Intervention de Sarah Guillou

Réunion du 10 décembre 2014 à 9h30
Commission des affaires économiques

Sarah Guillou, économiste senior au département de recherche « Innovation et concurrence » de l'Observatoire français des conjonctures économiques, OFCE :

Je vous livre quelques observations complémentaires, sans craindre certaines répétitions assez révélatrices du consensus qui peut exister au sujet des aides d'État.

Leur contrôle est constitutif de l'existence du Marché commun et reflète la volonté des pays européens de l'instituer entre eux. Selon le règlement général, il induit la déclaration de toutes les aides d'un montant total supérieur à 200 000 euros sur trois exercices fiscaux consécutifs. La Commission européenne a mandat pour en contrôler et en vérifier la légalité en analysant si elles ont une incidence sur les conditions d'échange ou sur le degré de concurrence. Ce contrôle connaît cependant de nombreuses exceptions.

Aux États-Unis, aucun contrôle n'est exercé a priori, mais la clause de commerce inscrite dans la Constitution, qui vise à garantir l'union politique et économique du pays, est parfois invoquée – quoique peu fréquemment – par les juridictions pour interdire telle ou telle aide.

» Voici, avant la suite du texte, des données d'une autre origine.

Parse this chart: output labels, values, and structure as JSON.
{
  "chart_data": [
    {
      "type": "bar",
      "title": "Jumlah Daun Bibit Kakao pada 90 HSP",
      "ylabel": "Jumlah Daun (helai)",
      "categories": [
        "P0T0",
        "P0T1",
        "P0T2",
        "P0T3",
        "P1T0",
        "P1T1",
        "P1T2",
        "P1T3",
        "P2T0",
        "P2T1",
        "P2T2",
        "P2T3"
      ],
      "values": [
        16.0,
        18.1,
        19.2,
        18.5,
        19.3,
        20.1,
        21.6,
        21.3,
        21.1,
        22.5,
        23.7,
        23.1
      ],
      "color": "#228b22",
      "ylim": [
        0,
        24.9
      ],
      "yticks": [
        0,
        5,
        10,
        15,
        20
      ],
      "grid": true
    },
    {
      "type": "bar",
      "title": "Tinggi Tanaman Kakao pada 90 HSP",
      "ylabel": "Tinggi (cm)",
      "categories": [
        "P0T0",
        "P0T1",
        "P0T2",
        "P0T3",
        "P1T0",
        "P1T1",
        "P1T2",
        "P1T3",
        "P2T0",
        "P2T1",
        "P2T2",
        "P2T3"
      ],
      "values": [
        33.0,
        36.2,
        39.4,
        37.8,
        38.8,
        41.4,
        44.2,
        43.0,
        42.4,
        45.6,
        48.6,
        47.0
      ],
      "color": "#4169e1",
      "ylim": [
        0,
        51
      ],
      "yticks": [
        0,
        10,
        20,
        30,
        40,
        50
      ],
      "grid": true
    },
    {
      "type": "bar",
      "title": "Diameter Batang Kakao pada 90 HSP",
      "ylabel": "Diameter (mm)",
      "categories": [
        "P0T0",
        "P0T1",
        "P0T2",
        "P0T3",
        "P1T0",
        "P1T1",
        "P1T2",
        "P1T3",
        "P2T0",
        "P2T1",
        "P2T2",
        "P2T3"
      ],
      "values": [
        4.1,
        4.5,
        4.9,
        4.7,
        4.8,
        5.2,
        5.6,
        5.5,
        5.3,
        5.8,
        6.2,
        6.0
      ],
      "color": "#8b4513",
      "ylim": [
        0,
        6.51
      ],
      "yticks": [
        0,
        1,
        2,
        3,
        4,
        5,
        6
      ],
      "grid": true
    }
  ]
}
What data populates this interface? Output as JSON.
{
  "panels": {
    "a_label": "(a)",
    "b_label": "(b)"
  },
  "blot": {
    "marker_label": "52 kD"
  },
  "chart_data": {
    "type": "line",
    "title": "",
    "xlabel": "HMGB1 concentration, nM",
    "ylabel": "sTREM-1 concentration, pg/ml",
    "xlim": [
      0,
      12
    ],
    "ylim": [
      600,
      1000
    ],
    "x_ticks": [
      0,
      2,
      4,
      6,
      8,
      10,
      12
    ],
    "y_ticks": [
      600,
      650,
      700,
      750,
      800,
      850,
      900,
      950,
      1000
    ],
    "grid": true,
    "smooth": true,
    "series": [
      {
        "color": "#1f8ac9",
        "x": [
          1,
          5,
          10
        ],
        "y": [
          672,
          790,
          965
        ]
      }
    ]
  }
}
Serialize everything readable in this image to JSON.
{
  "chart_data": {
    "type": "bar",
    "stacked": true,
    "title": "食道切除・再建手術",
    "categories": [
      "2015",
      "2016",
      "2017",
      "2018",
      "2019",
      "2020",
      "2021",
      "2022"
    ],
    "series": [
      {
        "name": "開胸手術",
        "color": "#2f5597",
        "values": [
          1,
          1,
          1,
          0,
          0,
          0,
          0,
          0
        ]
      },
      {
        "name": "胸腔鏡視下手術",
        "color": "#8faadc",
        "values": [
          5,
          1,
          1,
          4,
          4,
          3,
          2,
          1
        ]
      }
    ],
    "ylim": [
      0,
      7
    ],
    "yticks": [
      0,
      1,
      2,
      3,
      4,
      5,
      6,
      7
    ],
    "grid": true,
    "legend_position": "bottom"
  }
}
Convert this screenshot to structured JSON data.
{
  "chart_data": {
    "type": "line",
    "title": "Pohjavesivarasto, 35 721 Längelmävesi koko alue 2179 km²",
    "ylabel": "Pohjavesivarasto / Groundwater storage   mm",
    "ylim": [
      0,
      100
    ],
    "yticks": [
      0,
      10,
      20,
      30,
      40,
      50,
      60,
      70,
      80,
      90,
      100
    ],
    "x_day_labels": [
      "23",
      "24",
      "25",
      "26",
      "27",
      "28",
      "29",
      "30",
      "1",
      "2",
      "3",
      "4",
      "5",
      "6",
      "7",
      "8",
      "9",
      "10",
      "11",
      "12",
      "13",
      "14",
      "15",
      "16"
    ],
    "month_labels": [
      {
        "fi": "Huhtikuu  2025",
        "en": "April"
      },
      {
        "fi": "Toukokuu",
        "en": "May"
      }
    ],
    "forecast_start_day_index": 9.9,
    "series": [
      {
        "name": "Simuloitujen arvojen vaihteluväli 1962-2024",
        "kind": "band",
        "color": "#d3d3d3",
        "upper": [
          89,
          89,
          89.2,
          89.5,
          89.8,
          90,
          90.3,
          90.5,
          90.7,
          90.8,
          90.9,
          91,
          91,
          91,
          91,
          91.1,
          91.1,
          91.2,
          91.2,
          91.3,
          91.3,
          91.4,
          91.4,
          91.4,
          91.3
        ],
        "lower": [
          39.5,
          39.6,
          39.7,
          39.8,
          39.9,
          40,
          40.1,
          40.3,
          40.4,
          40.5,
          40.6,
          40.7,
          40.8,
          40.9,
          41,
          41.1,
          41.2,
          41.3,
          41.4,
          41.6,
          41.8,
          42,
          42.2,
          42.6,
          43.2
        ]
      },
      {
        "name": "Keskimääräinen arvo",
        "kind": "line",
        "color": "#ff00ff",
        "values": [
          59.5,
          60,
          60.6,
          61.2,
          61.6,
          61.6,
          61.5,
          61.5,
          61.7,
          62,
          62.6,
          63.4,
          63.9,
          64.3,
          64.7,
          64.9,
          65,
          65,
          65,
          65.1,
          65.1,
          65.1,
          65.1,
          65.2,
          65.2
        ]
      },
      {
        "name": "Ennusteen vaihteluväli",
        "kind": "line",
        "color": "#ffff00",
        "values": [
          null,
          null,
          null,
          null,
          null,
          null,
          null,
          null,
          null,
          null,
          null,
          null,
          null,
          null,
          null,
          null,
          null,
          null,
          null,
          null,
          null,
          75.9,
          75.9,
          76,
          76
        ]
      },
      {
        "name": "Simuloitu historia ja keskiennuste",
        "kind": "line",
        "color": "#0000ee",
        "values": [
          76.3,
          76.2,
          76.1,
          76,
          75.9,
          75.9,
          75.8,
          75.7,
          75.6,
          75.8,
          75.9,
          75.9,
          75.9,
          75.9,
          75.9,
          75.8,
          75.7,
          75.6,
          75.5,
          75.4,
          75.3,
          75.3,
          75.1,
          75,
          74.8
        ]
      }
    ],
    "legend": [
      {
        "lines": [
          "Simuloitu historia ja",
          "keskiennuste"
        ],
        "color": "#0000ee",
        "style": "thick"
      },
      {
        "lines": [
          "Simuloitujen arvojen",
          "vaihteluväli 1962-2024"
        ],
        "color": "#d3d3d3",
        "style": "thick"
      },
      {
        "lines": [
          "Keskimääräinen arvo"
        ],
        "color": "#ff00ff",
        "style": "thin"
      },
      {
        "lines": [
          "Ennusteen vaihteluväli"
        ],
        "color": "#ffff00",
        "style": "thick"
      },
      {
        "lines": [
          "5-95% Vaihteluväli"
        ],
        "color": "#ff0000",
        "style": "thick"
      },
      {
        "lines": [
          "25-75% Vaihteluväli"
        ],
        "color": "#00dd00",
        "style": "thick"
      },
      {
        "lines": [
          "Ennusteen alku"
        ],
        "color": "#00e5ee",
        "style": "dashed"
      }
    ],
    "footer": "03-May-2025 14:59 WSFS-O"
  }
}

Aussi les États viennent-ils souvent en aide directement aux entreprises en leur offrant, de manière sélective, des avantages pour attirer investissements et emplois. Les préoccupations électoralistes ne sont pas absentes de cette démarche.

La Commission européenne aurait donc fort à faire si elle devait contrôler les aides versées aux États-Unis. A contrario, la concurrence fiscale entre les États est beaucoup plus sévèrement combattue aux États-Unis qu'au sein de l'Union européenne, où il est bien admis que les États imposent leur propre régime fiscal aux entreprises, pourvu qu'ils appliquent le même à toutes. Les récentes enquêtes sur certains avantages sélectifs consentis par un État apparaissent donc plutôt comme une exception.

Au niveau fédéral, le gouvernement américain a pour philosophie d'être non interventionniste. Il se défend même d'avoir une politique industrielle. Des aides aux entreprises ne sont versées que de manière exceptionnelle et dans des circonstances exceptionnelles. À l'issue de la crise financière, le gouvernement a ainsi apporté un soutien à General Motors, dont il est même devenu le principal actionnaire. Mais il a annoncé ne pas chercher à interférer dans le management de l'entreprise, et se fixer au contraire pour objectif d'en sortir le plus vite possible, une fois accompli le plan de restructuration qui prévoie des suppressions d'emplois et des cessions de marques. L'approche américaine est donc différente de l'approche européenne, et singulièrement de l'approche française.

En revanche, le soutien à la recherche et développement est plus fort aux États-Unis – par la voie des agences fédérales ou du ministère de la défense – que dans l'Union européenne. Les secteurs concernés sont la défense, la santé ou l'énergie. Les aides reçues au titre de la recherche et développement constituent un soutien indirect aux entreprises. La recherche et développement menée dans l'Union européenne bénéficie quant à elle d'un régime d'exemptions. Sortant du cadre général, les aides versées à ce titre ne sont pas soumises à la déclaration obligatoire à la Commission européenne. Ce régime d'exemptions est du reste élargi depuis le début de l'année. La Commission n'est donc pas restrictive quant au soutien à l'innovation.

Pour justifier ce traitement spécial, il faut se demander si ces aides sont motrices pour l'innovation, soit qu'elles permettent aux entreprises de supporter les coûts fixes d'entrée sur un marché, soit qu'elles pallient une asymétrie d'information, en facilitant l'accès à un financement. Dans les deux cas, la réglementation européenne n'est pas limitative, quoiqu'elle soit plus souple dans le second, car le financement des PME est mieux accepté que l'aide directe visant à amortir des coûts fixes d'entrée sur un marché. Sur ce dernier point, il existe peut-être une petite marge d'amélioration. Alors que la Commission européenne se borne aujourd'hui à établir si un concurrent est lésé par cette aide directe, elle pourrait aussi bien inciter, le cas échéant, à la création d'une joint-venture entre lui et l'entreprise initialement seule destinataire de l'aide.

La vraie différence entre l'Union européenne et les États-Unis concerne donc la recherche et développement. De part et d'autre, des crédits d'impôt sont accordés, à hauteur de 20 % aux États-Unis, de 30 % dans l'Union européenne, et même de 35 % au Canada. Mais ces dépenses fiscales ne représentent aux États-Unis que 18 % du soutien total à la recherche et développement, alors qu'ils en constituent 70 % en France.